EU court sets aside €1.5 billion Google fine

An EU court has annulled a decision by the European Commission to impose a fine of almost €1.5 billion on Google.

The fine, imposed in 2019, had centred on contracts linked to an online advertising intermediation service called AdSense for Search (AFS).

AFS allowed the publishers of websites containing integrated search engines to display ads linked to the online queries that users could submit on those websites.
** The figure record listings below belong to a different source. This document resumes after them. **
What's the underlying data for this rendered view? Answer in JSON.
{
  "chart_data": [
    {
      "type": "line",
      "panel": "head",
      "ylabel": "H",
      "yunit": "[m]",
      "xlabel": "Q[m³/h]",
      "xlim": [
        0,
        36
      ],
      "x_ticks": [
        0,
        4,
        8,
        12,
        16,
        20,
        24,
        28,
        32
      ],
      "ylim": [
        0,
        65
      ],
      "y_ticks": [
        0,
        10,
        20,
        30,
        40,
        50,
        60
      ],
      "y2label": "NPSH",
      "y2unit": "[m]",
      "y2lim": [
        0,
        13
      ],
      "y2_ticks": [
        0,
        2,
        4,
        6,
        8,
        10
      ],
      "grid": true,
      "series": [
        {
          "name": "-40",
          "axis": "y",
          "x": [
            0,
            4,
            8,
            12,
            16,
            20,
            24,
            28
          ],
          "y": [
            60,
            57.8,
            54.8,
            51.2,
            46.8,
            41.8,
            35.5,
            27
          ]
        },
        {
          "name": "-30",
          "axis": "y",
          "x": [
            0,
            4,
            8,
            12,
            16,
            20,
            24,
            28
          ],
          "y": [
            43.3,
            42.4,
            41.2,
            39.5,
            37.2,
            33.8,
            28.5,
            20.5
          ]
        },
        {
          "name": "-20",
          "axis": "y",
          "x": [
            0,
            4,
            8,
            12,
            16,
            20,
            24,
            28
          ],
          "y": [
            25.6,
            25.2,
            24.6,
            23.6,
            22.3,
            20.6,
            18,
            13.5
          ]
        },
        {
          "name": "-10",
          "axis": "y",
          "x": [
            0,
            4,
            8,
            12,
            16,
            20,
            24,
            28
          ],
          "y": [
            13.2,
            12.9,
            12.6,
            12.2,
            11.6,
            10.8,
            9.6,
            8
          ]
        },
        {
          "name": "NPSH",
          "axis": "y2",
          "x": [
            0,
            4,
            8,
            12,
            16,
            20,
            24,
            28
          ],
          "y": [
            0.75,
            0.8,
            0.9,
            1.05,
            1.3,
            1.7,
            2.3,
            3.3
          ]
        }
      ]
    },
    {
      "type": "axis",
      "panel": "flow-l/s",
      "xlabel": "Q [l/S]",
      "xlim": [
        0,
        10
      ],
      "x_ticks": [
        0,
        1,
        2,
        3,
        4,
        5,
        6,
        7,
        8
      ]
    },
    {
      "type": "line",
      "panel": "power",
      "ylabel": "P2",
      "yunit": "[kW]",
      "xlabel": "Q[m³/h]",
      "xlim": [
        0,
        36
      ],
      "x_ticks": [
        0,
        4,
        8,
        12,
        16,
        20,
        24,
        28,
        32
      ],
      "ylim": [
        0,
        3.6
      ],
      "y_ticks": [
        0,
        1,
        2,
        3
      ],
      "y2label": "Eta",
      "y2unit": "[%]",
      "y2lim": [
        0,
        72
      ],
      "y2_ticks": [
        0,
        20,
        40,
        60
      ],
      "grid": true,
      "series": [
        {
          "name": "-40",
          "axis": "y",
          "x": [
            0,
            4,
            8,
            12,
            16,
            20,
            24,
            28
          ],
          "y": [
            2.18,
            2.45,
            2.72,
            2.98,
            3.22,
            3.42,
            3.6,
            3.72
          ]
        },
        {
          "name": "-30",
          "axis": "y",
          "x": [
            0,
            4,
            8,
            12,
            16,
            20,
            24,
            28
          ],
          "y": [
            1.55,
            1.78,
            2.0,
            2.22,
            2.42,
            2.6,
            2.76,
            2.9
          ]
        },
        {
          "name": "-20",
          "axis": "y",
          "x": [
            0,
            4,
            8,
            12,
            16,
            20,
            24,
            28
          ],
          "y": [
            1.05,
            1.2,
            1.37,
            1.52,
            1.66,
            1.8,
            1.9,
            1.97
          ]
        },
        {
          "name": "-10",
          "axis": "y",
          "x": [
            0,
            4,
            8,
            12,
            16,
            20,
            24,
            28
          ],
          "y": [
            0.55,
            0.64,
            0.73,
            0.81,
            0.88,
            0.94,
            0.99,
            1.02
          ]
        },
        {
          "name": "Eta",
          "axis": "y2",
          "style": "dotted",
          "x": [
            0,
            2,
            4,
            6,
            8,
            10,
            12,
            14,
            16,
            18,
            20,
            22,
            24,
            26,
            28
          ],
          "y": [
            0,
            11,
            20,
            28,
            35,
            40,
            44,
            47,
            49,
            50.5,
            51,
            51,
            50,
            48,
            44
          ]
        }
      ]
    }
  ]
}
In that way, publishers could receive a part of the revenues generated by the display of those ads.

After several complaints, the commission found that service agreements negotiated with some publishers contained clauses that could prevent other services from competing with AFS. Google removed or amended the clauses in 2016.

Duration of clauses

In its judgment today (18 September), the EU’s General Court, after having upheld the majority of the commission’s findings, nevertheless concluded that the EU body committed errors in its assessment of the duration of the clauses at issue, as well as of the market covered by them in 2016.

“The commission has not established that the three clauses that it had identified each constituted an abuse of a dominant position and, together, constituted a single and continuous infringement of article 102 TFEU [Treaty on the Functioning of the European Union],” the court stated.

In particular, the court found that the commission had not demonstrated that the clauses in question had been capable of deterring publishers from sourcing from Google’s competing intermediaries.